23.04.2013, 21:26  von Wolfgang Tucek, Brüssel

EU-Attacke auf das Schweizer Bankgeheimnis

Steuer-CD / Bild: epa/dpa/Henning Kaiser

Dynamik. Nach einem Einlenken Österreichs will sich die EU-Kommission die Schweiz vornehmen.

Brüssel. Den Rückenwind der jüngsten Ereignisse in der EU, der OECD und den G20 will EU-Steuerkommissar Algirdas Semeta nutzen. Schon nach dem nächsten EU-Finanzministertreffen am 14. Mai peilt er offenbar den automatischen Austausch von Informationen über ausländische Konteninhaber mit der Schweiz und anderen europäischen Nicht-EU-Staaten an.

Denn bis dahin erwarte er eine Entscheidung der österreichischen Regierung über deren Bankgeheiminis für Ausländer, erklärte der Litauer am Dienstag. Es gebe nach dem Schwenk Luxemburgs zum automatischen Info-Austausch ab 2015 eine „starken politischen Druck" auf Wien. „Ich hoffe, Österreich kann (Luxemburg) folgen", sagte Semeta.

Konkret geht es vorerst um die Ausweitung der EU-Zinsbesteuerungsregeln auf andere Kapitalerträge als Zinsen sowie die Freigabe von Verhandlungsmandaten für die stärkere Einbindung der Schweiz, Liechtensteins, Monacos, Andorras und San Marinos.

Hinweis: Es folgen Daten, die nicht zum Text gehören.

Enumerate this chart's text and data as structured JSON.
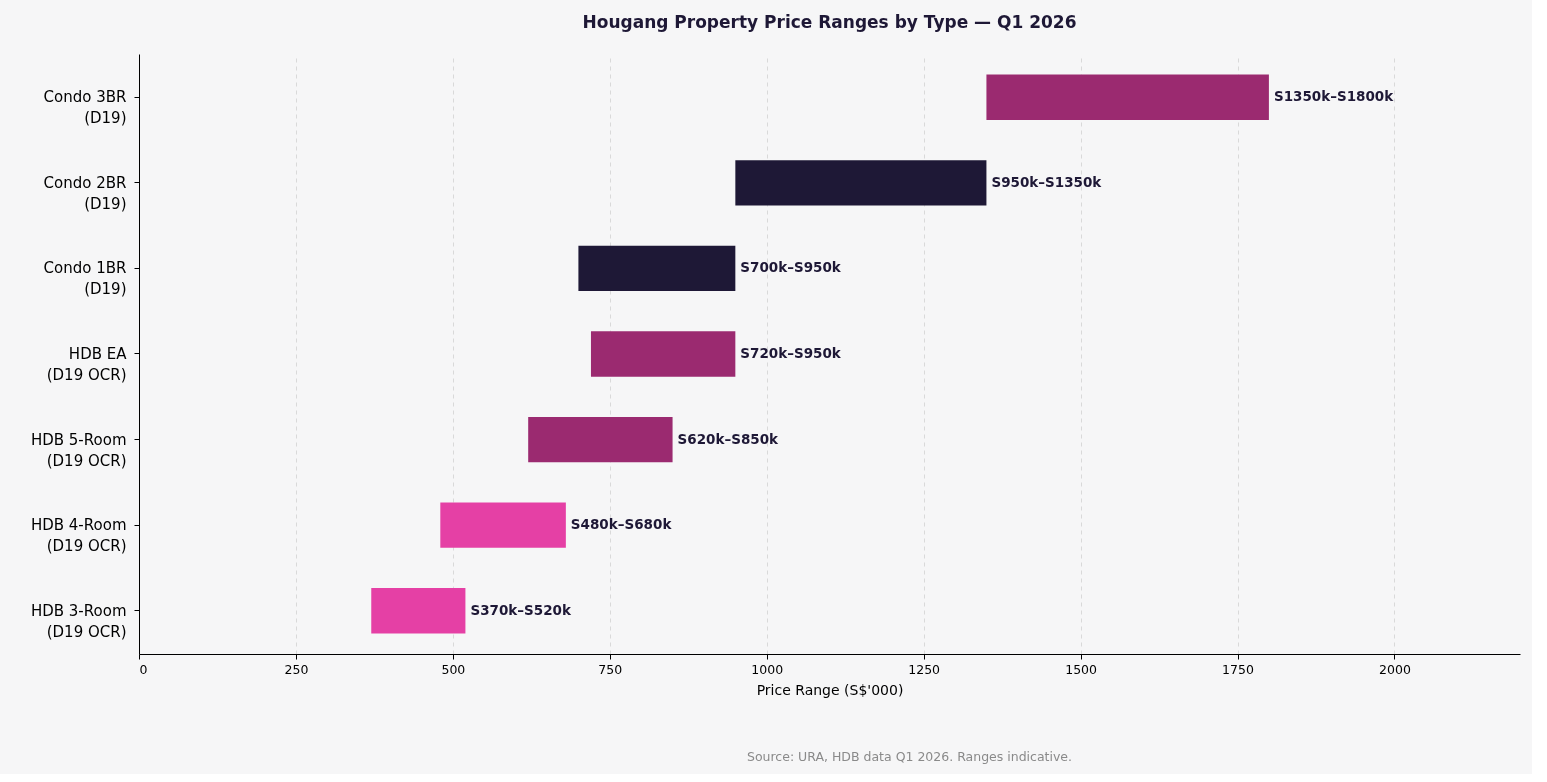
{
  "chart_data": {
    "type": "bar",
    "orientation": "horizontal",
    "title": "Hougang Property Price Ranges by Type — Q1 2026",
    "xlabel": "Price Range (S$'000)",
    "categories": [
      "Condo 3BR\n(D19)",
      "Condo 2BR\n(D19)",
      "Condo 1BR\n(D19)",
      "HDB EA\n(D19 OCR)",
      "HDB 5-Room\n(D19 OCR)",
      "HDB 4-Room\n(D19 OCR)",
      "HDB 3-Room\n(D19 OCR)"
    ],
    "base": [
      1350,
      950,
      700,
      720,
      620,
      480,
      370
    ],
    "values": [
      450,
      400,
      250,
      230,
      230,
      200,
      150
    ],
    "colors": [
      "#9b2a70",
      "#1e1836",
      "#1e1836",
      "#9b2a70",
      "#9b2a70",
      "#e540a5",
      "#e540a5"
    ],
    "value_labels": [
      "S1350k–S1800k",
      "S950k–S1350k",
      "S700k–S950k",
      "S720k–S950k",
      "S620k–S850k",
      "S480k–S680k",
      "S370k–S520k"
    ],
    "xlim": [
      0,
      2200
    ],
    "xticks": [
      0,
      250,
      500,
      750,
      1000,
      1250,
      1500,
      1750,
      2000
    ],
    "grid": "x",
    "annotations": [
      "Source: URA, HDB data Q1 2026. Ranges indicative."
    ]
  }
}
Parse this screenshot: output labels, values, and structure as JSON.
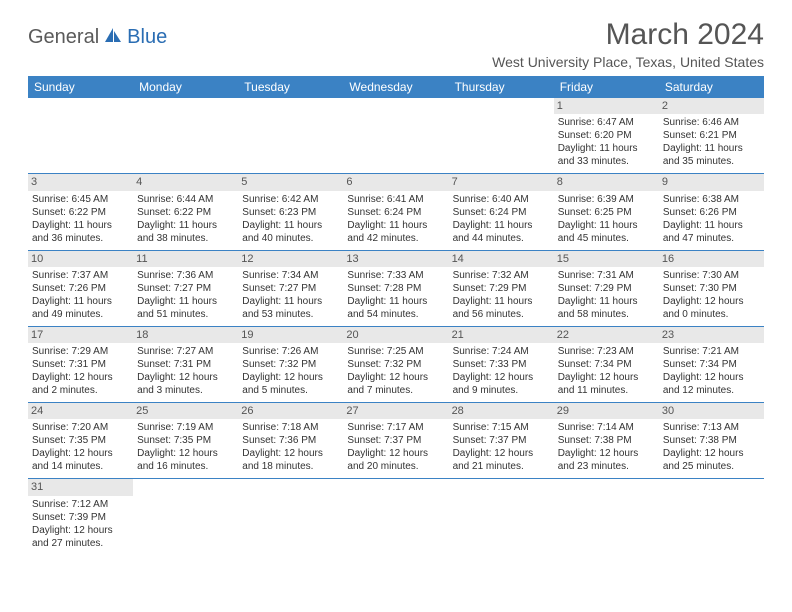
{
  "logo": {
    "general": "General",
    "blue": "Blue"
  },
  "title": "March 2024",
  "subtitle": "West University Place, Texas, United States",
  "colors": {
    "header_bg": "#3b82c4",
    "header_text": "#ffffff",
    "daynum_bg": "#e8e8e8",
    "border": "#3b82c4",
    "text": "#333333",
    "title_color": "#555555"
  },
  "day_headers": [
    "Sunday",
    "Monday",
    "Tuesday",
    "Wednesday",
    "Thursday",
    "Friday",
    "Saturday"
  ],
  "weeks": [
    [
      null,
      null,
      null,
      null,
      null,
      {
        "num": "1",
        "sunrise": "Sunrise: 6:47 AM",
        "sunset": "Sunset: 6:20 PM",
        "daylight": "Daylight: 11 hours and 33 minutes."
      },
      {
        "num": "2",
        "sunrise": "Sunrise: 6:46 AM",
        "sunset": "Sunset: 6:21 PM",
        "daylight": "Daylight: 11 hours and 35 minutes."
      }
    ],
    [
      {
        "num": "3",
        "sunrise": "Sunrise: 6:45 AM",
        "sunset": "Sunset: 6:22 PM",
        "daylight": "Daylight: 11 hours and 36 minutes."
      },
      {
        "num": "4",
        "sunrise": "Sunrise: 6:44 AM",
        "sunset": "Sunset: 6:22 PM",
        "daylight": "Daylight: 11 hours and 38 minutes."
      },
      {
        "num": "5",
        "sunrise": "Sunrise: 6:42 AM",
        "sunset": "Sunset: 6:23 PM",
        "daylight": "Daylight: 11 hours and 40 minutes."
      },
      {
        "num": "6",
        "sunrise": "Sunrise: 6:41 AM",
        "sunset": "Sunset: 6:24 PM",
        "daylight": "Daylight: 11 hours and 42 minutes."
      },
      {
        "num": "7",
        "sunrise": "Sunrise: 6:40 AM",
        "sunset": "Sunset: 6:24 PM",
        "daylight": "Daylight: 11 hours and 44 minutes."
      },
      {
        "num": "8",
        "sunrise": "Sunrise: 6:39 AM",
        "sunset": "Sunset: 6:25 PM",
        "daylight": "Daylight: 11 hours and 45 minutes."
      },
      {
        "num": "9",
        "sunrise": "Sunrise: 6:38 AM",
        "sunset": "Sunset: 6:26 PM",
        "daylight": "Daylight: 11 hours and 47 minutes."
      }
    ],
    [
      {
        "num": "10",
        "sunrise": "Sunrise: 7:37 AM",
        "sunset": "Sunset: 7:26 PM",
        "daylight": "Daylight: 11 hours and 49 minutes."
      },
      {
        "num": "11",
        "sunrise": "Sunrise: 7:36 AM",
        "sunset": "Sunset: 7:27 PM",
        "daylight": "Daylight: 11 hours and 51 minutes."
      },
      {
        "num": "12",
        "sunrise": "Sunrise: 7:34 AM",
        "sunset": "Sunset: 7:27 PM",
        "daylight": "Daylight: 11 hours and 53 minutes."
      },
      {
        "num": "13",
        "sunrise": "Sunrise: 7:33 AM",
        "sunset": "Sunset: 7:28 PM",
        "daylight": "Daylight: 11 hours and 54 minutes."
      },
      {
        "num": "14",
        "sunrise": "Sunrise: 7:32 AM",
        "sunset": "Sunset: 7:29 PM",
        "daylight": "Daylight: 11 hours and 56 minutes."
      },
      {
        "num": "15",
        "sunrise": "Sunrise: 7:31 AM",
        "sunset": "Sunset: 7:29 PM",
        "daylight": "Daylight: 11 hours and 58 minutes."
      },
      {
        "num": "16",
        "sunrise": "Sunrise: 7:30 AM",
        "sunset": "Sunset: 7:30 PM",
        "daylight": "Daylight: 12 hours and 0 minutes."
      }
    ],
    [
      {
        "num": "17",
        "sunrise": "Sunrise: 7:29 AM",
        "sunset": "Sunset: 7:31 PM",
        "daylight": "Daylight: 12 hours and 2 minutes."
      },
      {
        "num": "18",
        "sunrise": "Sunrise: 7:27 AM",
        "sunset": "Sunset: 7:31 PM",
        "daylight": "Daylight: 12 hours and 3 minutes."
      },
      {
        "num": "19",
        "sunrise": "Sunrise: 7:26 AM",
        "sunset": "Sunset: 7:32 PM",
        "daylight": "Daylight: 12 hours and 5 minutes."
      },
      {
        "num": "20",
        "sunrise": "Sunrise: 7:25 AM",
        "sunset": "Sunset: 7:32 PM",
        "daylight": "Daylight: 12 hours and 7 minutes."
      },
      {
        "num": "21",
        "sunrise": "Sunrise: 7:24 AM",
        "sunset": "Sunset: 7:33 PM",
        "daylight": "Daylight: 12 hours and 9 minutes."
      },
      {
        "num": "22",
        "sunrise": "Sunrise: 7:23 AM",
        "sunset": "Sunset: 7:34 PM",
        "daylight": "Daylight: 12 hours and 11 minutes."
      },
      {
        "num": "23",
        "sunrise": "Sunrise: 7:21 AM",
        "sunset": "Sunset: 7:34 PM",
        "daylight": "Daylight: 12 hours and 12 minutes."
      }
    ],
    [
      {
        "num": "24",
        "sunrise": "Sunrise: 7:20 AM",
        "sunset": "Sunset: 7:35 PM",
        "daylight": "Daylight: 12 hours and 14 minutes."
      },
      {
        "num": "25",
        "sunrise": "Sunrise: 7:19 AM",
        "sunset": "Sunset: 7:35 PM",
        "daylight": "Daylight: 12 hours and 16 minutes."
      },
      {
        "num": "26",
        "sunrise": "Sunrise: 7:18 AM",
        "sunset": "Sunset: 7:36 PM",
        "daylight": "Daylight: 12 hours and 18 minutes."
      },
      {
        "num": "27",
        "sunrise": "Sunrise: 7:17 AM",
        "sunset": "Sunset: 7:37 PM",
        "daylight": "Daylight: 12 hours and 20 minutes."
      },
      {
        "num": "28",
        "sunrise": "Sunrise: 7:15 AM",
        "sunset": "Sunset: 7:37 PM",
        "daylight": "Daylight: 12 hours and 21 minutes."
      },
      {
        "num": "29",
        "sunrise": "Sunrise: 7:14 AM",
        "sunset": "Sunset: 7:38 PM",
        "daylight": "Daylight: 12 hours and 23 minutes."
      },
      {
        "num": "30",
        "sunrise": "Sunrise: 7:13 AM",
        "sunset": "Sunset: 7:38 PM",
        "daylight": "Daylight: 12 hours and 25 minutes."
      }
    ],
    [
      {
        "num": "31",
        "sunrise": "Sunrise: 7:12 AM",
        "sunset": "Sunset: 7:39 PM",
        "daylight": "Daylight: 12 hours and 27 minutes."
      },
      null,
      null,
      null,
      null,
      null,
      null
    ]
  ]
}
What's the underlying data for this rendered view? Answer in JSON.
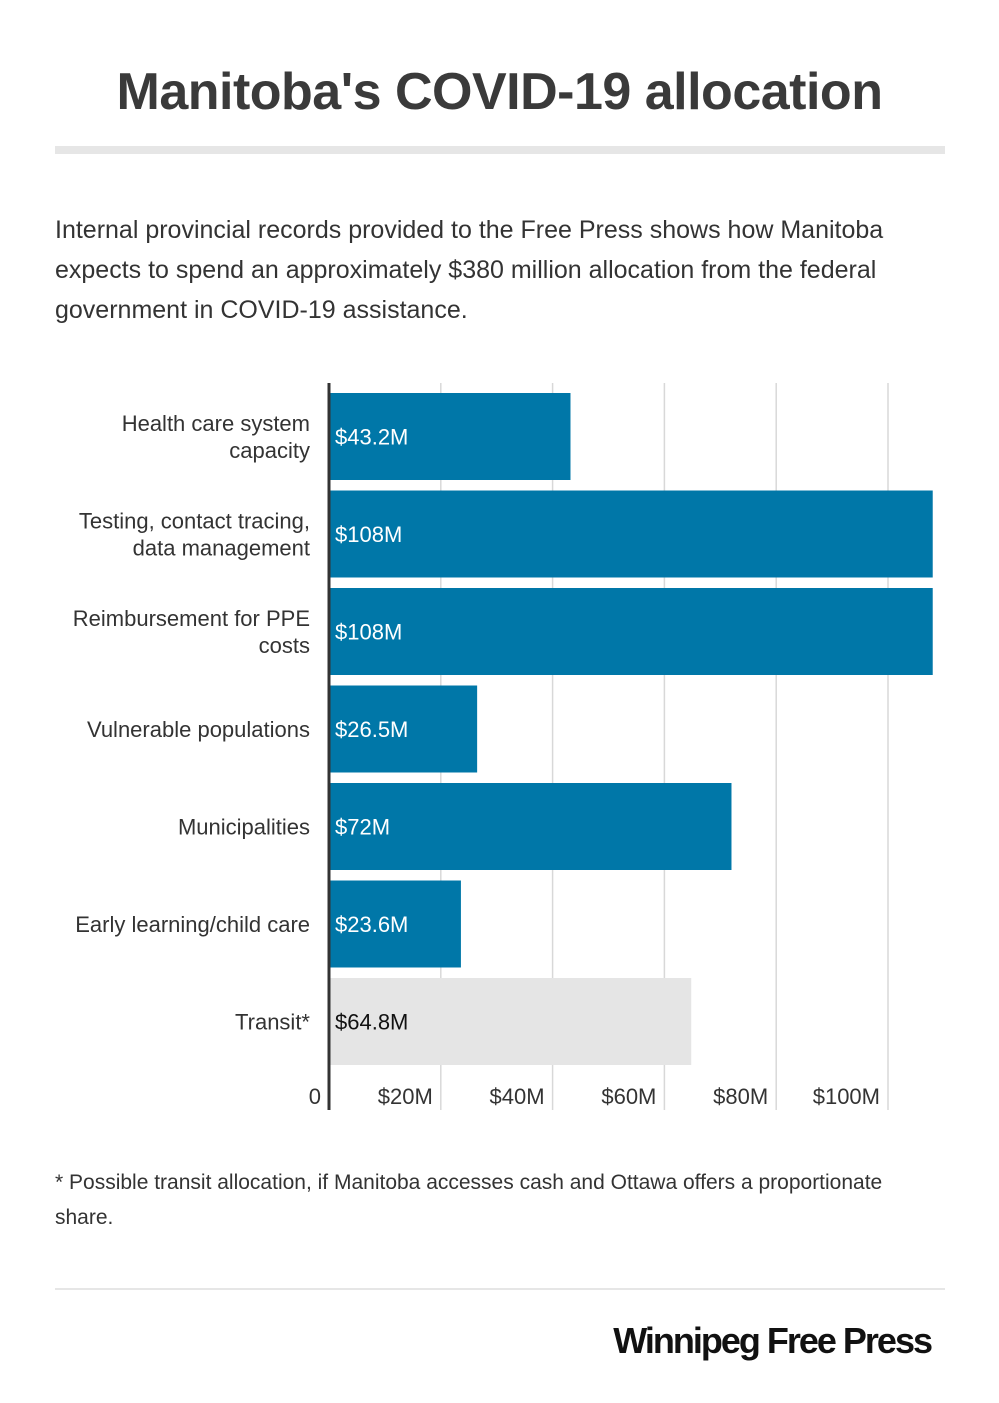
{
  "title": "Manitoba's COVID-19 allocation",
  "description": "Internal provincial records provided to the Free Press shows how Manitoba expects to spend an approximately $380 million allocation from the federal government in COVID-19 assistance.",
  "footnote": "* Possible transit allocation, if Manitoba accesses cash and Ottawa offers a proportionate share.",
  "logo": "Winnipeg Free Press",
  "colors": {
    "bar": "#0077a8",
    "highlight": "#e5e5e5"
  },
  "chart_data": {
    "type": "bar",
    "orientation": "horizontal",
    "categories": [
      [
        "Health care system",
        "capacity"
      ],
      [
        "Testing, contact tracing,",
        "data management"
      ],
      [
        "Reimbursement for PPE",
        "costs"
      ],
      [
        "Vulnerable populations"
      ],
      [
        "Municipalities"
      ],
      [
        "Early learning/child care"
      ],
      [
        "Transit*"
      ]
    ],
    "values": [
      43.2,
      108,
      108,
      26.5,
      72,
      23.6,
      64.8
    ],
    "labels": [
      "$43.2M",
      "$108M",
      "$108M",
      "$26.5M",
      "$72M",
      "$23.6M",
      "$64.8M"
    ],
    "highlight": [
      false,
      false,
      false,
      false,
      false,
      false,
      true
    ],
    "xticks": [
      0,
      20,
      40,
      60,
      80,
      100
    ],
    "xtick_labels": [
      "0",
      "$20M",
      "$40M",
      "$60M",
      "$80M",
      "$100M"
    ],
    "xlim": [
      0,
      108
    ],
    "grid": true
  }
}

Beides blockierten Österreich und Luxemburg seit Jahren, weil sie fürchteten, dass die neuen Abkommen ihre Bankgeheimnisse für Ausländer aushebeln könnten.

Berechtigte Sorgen

Dass diese Sorgen berechtigt waren, ließ Semeta jetzt durchblicken. Denn auf die Frage, ob er den automatischen Info-Austausch mit der Schweiz anstrebe, sagte er: „Die Mandatsentwürfe sind dafür flexibel genug. Darin gibt es ausdrücklich einen Satz, der sich auf die internationalen Entwicklungen in diesem Bereich bezieht." Und „die Kommission will ein möglichst ambitioniertes Abkommen erzielen."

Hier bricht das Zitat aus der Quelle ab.